In this article, I’ll be demonstrating my workflow to get started on a project — by setting up an AWS EMR Cluster using a Cloudformation template.
I’ll first introduce both the Spark app and the Cloudformation template I’ll be using.
I’ll then deploy my demonstration Spark app’s Assembly Jar to an S3 bucket, before running the app on the EMR cluster. Finally, I’ll query the Hive external table created on the cluster using Hue.
As a managed service, I find EMR to be a great option to spin up a cluster to get started right away — and it provides powerful computing functionality, as well as flexible storage options.
Before I go on, I’ll list down the dependencies that I need before I can continue —
* AWS account with root access (preferably)
* IDE and Unix Terminal
* The AWS EMR Pricing guide! — to determine the most cost-effective region to host my EMR cluster.

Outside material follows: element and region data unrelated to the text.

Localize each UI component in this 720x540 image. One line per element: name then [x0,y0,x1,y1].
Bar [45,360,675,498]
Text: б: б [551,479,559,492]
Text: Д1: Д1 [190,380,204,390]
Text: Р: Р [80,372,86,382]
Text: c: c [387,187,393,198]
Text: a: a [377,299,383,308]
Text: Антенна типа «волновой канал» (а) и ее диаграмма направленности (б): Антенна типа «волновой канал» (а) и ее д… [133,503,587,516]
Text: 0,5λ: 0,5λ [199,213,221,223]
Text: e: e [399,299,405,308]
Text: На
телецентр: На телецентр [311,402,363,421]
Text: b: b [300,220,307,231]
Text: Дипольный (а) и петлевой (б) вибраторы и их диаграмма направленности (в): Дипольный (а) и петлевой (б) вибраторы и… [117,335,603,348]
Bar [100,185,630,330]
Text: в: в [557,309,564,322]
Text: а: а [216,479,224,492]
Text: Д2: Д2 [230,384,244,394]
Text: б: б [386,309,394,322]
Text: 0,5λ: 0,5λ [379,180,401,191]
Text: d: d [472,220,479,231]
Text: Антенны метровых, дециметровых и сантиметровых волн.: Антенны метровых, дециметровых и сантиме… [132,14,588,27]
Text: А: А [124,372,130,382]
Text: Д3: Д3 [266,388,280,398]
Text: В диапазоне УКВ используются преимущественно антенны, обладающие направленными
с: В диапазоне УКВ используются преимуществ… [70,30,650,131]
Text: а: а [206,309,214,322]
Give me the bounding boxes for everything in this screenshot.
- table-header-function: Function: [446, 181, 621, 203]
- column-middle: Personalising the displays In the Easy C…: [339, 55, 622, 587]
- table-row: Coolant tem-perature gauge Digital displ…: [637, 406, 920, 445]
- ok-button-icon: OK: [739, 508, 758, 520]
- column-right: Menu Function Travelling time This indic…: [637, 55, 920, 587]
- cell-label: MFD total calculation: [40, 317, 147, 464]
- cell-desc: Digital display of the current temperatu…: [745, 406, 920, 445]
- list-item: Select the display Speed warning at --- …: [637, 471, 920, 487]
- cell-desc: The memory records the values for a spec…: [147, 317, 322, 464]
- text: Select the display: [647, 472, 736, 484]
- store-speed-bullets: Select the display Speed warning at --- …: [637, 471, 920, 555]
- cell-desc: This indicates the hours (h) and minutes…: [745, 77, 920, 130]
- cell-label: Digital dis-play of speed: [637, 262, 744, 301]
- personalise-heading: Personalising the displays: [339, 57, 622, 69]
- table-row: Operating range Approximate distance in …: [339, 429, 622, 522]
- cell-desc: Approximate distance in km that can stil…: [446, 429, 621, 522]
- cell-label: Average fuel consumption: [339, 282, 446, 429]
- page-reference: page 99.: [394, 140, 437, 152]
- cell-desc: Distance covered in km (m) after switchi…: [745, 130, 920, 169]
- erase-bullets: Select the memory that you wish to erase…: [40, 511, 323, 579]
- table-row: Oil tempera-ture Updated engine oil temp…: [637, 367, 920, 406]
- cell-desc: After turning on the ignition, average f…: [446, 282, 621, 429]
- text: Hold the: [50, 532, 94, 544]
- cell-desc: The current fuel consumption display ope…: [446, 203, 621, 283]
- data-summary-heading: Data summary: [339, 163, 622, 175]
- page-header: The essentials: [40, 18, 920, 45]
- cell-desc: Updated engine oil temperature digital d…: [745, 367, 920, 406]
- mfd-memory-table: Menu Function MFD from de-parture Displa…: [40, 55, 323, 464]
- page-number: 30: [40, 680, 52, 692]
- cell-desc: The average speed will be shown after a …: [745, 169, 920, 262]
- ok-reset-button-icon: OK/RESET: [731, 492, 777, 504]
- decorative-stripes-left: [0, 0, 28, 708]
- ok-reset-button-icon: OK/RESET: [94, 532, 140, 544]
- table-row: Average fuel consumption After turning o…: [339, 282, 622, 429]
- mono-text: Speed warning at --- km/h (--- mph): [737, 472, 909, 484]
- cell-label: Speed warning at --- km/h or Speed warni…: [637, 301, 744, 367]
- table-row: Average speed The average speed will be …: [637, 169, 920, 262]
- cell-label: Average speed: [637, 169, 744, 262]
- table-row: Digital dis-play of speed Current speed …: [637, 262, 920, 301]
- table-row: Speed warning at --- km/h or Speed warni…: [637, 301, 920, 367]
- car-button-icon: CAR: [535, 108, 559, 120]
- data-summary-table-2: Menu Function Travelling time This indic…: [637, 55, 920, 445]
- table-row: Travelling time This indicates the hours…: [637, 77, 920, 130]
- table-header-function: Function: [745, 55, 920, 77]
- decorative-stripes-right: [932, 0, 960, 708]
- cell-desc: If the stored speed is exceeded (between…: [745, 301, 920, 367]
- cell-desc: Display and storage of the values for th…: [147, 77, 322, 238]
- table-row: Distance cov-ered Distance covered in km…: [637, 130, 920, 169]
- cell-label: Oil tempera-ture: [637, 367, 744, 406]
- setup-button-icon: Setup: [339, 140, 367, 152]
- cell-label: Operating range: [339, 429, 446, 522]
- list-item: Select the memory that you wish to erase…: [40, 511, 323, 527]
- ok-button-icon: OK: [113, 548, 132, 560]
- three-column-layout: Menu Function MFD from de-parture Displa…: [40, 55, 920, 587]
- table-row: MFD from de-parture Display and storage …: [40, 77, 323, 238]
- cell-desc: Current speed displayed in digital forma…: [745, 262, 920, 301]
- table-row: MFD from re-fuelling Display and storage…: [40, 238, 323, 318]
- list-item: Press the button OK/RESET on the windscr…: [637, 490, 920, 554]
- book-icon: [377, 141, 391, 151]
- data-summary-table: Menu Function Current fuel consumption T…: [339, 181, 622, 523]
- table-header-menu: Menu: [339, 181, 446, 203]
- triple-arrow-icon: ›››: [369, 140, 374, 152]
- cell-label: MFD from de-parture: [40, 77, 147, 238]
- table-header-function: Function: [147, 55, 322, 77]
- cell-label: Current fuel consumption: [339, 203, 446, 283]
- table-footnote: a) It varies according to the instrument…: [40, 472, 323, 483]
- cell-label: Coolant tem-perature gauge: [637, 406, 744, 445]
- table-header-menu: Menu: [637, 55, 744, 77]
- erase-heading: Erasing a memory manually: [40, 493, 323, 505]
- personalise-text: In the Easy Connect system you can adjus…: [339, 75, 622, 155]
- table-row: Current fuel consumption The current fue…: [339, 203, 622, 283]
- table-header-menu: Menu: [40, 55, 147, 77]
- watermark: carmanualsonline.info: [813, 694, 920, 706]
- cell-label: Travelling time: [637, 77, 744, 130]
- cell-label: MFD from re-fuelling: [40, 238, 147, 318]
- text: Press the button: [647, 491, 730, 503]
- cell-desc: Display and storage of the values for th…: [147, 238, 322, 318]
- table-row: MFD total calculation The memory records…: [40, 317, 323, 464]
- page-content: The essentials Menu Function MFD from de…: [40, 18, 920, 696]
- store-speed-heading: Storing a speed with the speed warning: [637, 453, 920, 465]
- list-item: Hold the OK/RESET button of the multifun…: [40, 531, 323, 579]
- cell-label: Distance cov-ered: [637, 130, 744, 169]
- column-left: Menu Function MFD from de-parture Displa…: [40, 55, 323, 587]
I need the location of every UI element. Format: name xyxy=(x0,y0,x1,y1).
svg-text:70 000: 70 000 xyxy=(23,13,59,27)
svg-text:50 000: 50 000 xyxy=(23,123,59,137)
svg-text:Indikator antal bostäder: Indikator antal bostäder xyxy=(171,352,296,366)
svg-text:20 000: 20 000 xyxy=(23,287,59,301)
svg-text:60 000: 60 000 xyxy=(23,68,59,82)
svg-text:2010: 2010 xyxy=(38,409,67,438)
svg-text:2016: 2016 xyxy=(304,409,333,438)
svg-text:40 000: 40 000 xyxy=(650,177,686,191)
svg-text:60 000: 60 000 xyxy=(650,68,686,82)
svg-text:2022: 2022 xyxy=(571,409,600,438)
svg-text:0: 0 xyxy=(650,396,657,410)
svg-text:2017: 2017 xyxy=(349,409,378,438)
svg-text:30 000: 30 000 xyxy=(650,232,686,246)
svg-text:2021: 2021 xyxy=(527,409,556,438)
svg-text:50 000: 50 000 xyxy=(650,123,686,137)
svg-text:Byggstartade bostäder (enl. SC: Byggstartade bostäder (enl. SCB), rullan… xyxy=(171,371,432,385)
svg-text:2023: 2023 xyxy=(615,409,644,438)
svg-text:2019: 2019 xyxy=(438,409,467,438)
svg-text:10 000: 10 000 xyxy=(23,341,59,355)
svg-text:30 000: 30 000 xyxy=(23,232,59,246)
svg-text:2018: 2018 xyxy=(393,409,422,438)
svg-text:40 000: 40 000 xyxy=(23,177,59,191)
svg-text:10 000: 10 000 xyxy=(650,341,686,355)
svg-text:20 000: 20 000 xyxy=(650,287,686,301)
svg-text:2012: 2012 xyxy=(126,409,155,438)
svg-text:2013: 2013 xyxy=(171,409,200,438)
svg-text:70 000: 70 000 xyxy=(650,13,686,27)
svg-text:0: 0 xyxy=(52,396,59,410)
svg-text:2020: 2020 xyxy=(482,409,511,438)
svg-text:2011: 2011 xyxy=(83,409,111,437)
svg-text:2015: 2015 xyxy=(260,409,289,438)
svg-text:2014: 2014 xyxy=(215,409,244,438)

For this blog post, I’ll use my simple demonstration app hosted on Github at simple-spark-project, which will -
* Read in an apache web server log file into an RDD[String]structure
* Define a schema, and convert the above RDD[String] into a DataFrame
* Create temp view and then an External Hive Table to be stored in an S3 bucket
The app takes in 3 input parameters -
* S3 URL of the apache web server log file
* S3 URL of the output S3 bucket
* The spark.master configuration (which will be ‘local’ in this example)
The build configuration file in the project defines the libraryDependenciesand the assemblyMergeStrategy to build the Assembly/Uber Jar — which is what will be executed on the EMR cluster.
The Cloudformation template I’ll use defines and configures -
* IAM Roles to deploy and read to/from S3 buckets
* IAM Users to read to/from S3 buckets
* 3 x S3 buckets to host the Assembly Jar, Hive external table and the EMR Cluster log
* The EMR Cluster
Fig. 1 — Cloudformation template
To create the Stack, I’ll follow these steps -
1. Navigate to Services > Compute > EC2 > Key pairs and create a Key Pair. Download the .pem file.
2. Navigate to the Cloudformation service from the AWS console
3. Open Cloudformation Designer (via the button ‘Design template’)
4. Open the template
5. Validate and Create the Stack
The template will output the KeyId and the SecretKey of the newly created IAM users, who will be named DataArchUser-* and DataArchAdmin-*.
To create a Step on the cluster, I’ll navigate to Services > EMR > Clusters and add a Spark application step in the ‘Steps’ tab of my cluster.
Fig. 2 — Step configuration to add Spark application
Once the Spark app is completed, I can query the final Hive external table in Hue using HiveQL.
Fig. 3 — Querying the external table in Hive
And that’s it! I now have a working cluster that I can now use to develop and run more complex applications. This isn’t a production-grade cluster, but it is one you can quickly spin up to begin work on a new project.